According to the original indictiment, RAM members were photographed with Olena Semenyaka, described as “the leader of the International Department for the National Corps,” an ultranationalist party in Ukraine closely tied to the Azov Battalion. Rundo also made contact with White Rex, a Russia-based white supremacist clothing company that frequently sponsors mixed martial arts competitions. Since Rundo’s legal troubles began in later 2018, he has returned to Eastern Europe, and in November 2020, the investigative journalism collective Bellingcat revealed that he was in Serbia. Three months later, he was reportedly expelled from the country by Serbian authorities. In November, Bellingcat tracked down Rundo again in Bulgaria.

Rundo has continued to exert influence over the white power scene in the United States from his exile in Eastern Europe by promoting so-called “active clubs,” modeled in part on RAM, and through his propaganda outfit Media2Rise, which has produced videos celebrating rallies by the white power group Patriot Front.

In a blog post published in December 2020, Rundo promoted his vision for “active clubs” as local groups that would “combine fitness and nationalist activism, building camaraderie, and developing team-building skills.” Over the past year, white power formations using the “active club” moniker have cropped up in at least a dozen states, along with Canada and France.

"Rundo has been able to spread the active club brand in the US while he's been in Europe, and he outlined the idea of the active club as a successor to the Rise Above Movement," Joshua Fisher-Birch, a researcher at the Counter Extremism Project, told Raw Story. "In communications, he is the voice of authority regarding what is considered proper and how others should conduct themselves and recruit. He's appeared on podcasts, sold t-shirts with the movement's slogans, and has managed to make ideological relationships with members of other groups in the US, such as Patriot Front. Rundo is a model for his brand of white supremacism that seeks to normalize fascism and focus on a clean lifestyle and appearance, and fitness and combat sports."

Neo-Nazis from across the country attended a mixed-martial arts tournament at an undisclosed location in San Diego in August. Left Coast Right Watch reported that the event, which was heavily promoted by Media2Rise, marked the culmination of Rundo’s “long-time efforts to bring organized white nationalist fight clubs to the US.”

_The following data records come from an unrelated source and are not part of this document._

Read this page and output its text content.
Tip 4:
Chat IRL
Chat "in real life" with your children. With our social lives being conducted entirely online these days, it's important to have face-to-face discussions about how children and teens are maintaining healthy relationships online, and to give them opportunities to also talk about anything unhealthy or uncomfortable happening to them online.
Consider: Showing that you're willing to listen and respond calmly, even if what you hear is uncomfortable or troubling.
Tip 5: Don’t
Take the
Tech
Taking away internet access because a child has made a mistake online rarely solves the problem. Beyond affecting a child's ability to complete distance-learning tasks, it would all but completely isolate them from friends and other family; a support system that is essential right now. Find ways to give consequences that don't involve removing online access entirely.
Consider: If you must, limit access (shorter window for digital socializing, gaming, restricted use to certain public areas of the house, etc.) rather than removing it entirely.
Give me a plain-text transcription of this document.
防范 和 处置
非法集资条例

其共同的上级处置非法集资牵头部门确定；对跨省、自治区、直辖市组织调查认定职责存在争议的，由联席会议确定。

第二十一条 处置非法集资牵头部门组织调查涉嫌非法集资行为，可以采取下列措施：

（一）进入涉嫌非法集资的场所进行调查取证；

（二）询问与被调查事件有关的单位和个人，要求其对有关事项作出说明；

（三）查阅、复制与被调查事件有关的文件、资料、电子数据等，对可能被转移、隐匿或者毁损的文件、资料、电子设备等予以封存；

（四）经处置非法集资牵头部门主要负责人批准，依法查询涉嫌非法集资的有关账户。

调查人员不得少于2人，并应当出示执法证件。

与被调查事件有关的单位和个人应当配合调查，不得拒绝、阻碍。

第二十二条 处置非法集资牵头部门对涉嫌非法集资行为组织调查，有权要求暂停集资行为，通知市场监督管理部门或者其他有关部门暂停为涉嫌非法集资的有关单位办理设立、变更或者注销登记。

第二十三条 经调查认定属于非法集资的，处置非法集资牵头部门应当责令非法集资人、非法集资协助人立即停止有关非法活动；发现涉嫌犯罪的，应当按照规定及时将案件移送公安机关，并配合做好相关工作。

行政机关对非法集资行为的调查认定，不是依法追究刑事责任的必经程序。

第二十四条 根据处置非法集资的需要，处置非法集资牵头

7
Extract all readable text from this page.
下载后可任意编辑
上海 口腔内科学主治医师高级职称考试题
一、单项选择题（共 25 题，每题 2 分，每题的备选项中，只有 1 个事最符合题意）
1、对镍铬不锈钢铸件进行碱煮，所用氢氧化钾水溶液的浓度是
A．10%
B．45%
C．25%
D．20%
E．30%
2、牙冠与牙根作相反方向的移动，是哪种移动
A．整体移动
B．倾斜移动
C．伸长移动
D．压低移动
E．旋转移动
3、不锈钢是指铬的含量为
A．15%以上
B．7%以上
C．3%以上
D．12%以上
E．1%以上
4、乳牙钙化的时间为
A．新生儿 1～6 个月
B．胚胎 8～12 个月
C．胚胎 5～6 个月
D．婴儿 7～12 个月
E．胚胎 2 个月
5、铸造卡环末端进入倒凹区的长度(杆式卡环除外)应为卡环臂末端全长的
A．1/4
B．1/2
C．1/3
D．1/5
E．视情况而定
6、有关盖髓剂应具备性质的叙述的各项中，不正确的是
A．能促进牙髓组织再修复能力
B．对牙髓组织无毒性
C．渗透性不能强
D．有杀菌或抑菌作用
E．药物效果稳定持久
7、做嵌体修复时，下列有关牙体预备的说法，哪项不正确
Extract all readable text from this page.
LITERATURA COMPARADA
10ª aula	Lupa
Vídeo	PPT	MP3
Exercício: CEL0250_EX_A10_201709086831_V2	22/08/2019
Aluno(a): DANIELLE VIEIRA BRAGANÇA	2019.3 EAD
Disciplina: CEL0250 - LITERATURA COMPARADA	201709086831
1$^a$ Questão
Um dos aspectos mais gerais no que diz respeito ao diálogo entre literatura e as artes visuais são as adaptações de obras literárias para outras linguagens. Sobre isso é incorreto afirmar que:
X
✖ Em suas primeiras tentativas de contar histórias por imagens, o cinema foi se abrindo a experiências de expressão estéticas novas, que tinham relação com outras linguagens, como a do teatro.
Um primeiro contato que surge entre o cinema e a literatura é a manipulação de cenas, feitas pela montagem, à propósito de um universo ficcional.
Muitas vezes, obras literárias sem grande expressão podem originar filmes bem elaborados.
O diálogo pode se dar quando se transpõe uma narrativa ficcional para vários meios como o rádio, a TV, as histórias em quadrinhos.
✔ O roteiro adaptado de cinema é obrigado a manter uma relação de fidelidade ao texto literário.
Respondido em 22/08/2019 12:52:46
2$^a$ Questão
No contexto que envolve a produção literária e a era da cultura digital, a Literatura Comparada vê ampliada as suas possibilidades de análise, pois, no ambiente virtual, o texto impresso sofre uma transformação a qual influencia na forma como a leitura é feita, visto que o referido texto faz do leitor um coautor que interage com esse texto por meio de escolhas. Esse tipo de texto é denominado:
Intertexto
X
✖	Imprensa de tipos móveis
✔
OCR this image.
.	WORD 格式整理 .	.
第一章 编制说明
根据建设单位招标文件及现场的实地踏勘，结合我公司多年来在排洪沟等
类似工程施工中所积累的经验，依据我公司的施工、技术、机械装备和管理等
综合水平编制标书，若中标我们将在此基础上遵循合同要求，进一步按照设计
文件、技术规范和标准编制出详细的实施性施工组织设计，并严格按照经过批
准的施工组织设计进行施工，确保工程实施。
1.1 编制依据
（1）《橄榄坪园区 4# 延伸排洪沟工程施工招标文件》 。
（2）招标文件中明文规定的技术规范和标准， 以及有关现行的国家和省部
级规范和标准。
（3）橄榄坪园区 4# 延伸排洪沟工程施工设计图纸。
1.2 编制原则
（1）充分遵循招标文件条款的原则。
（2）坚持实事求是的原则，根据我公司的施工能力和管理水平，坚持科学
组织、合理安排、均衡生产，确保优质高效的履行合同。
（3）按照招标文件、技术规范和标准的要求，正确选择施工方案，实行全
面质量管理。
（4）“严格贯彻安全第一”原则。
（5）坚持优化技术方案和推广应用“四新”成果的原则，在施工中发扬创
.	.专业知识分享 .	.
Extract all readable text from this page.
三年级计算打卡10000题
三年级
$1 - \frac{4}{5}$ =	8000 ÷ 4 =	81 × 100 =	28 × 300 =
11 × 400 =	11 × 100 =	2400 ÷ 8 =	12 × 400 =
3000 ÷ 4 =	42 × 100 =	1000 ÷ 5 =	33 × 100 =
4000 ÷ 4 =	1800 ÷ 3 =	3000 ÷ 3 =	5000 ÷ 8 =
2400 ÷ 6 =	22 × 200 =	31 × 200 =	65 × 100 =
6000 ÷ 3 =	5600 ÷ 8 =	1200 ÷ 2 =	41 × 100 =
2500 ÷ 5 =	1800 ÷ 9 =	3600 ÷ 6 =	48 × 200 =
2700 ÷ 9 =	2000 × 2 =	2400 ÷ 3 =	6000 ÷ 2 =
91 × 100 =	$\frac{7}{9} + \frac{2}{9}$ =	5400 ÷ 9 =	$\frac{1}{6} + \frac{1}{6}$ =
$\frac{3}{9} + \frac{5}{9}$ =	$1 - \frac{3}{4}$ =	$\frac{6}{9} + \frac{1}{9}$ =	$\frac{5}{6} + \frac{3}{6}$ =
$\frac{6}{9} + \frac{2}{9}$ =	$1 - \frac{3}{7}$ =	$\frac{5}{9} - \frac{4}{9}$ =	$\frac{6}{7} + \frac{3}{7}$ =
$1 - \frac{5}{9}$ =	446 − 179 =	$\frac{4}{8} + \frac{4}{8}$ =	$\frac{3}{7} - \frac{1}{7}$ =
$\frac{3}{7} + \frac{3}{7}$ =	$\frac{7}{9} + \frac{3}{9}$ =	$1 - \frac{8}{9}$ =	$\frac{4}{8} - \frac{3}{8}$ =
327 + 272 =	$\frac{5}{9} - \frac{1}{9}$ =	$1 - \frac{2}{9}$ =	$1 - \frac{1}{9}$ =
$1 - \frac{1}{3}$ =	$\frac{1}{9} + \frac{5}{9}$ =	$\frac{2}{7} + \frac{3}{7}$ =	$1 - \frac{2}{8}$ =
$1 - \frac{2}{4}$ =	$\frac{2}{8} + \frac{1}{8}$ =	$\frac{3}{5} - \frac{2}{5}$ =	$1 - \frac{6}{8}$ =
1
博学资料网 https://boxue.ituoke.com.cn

It is unclear whether Rundo is still in Eastern Europe, and what, if any, efforts US authorities have made to take him into custody.

Fisher-Birch said Rundo has previously "spoken about traveling while wanted and evading authorities," adding that "it is possible that he will try to avoid extradition."

"Rundo seems to enjoy the image of the rebel on the run," Fisher-Birch said. "He's been documenting parts of his travels since heading to Europe and has made inroads with local groups."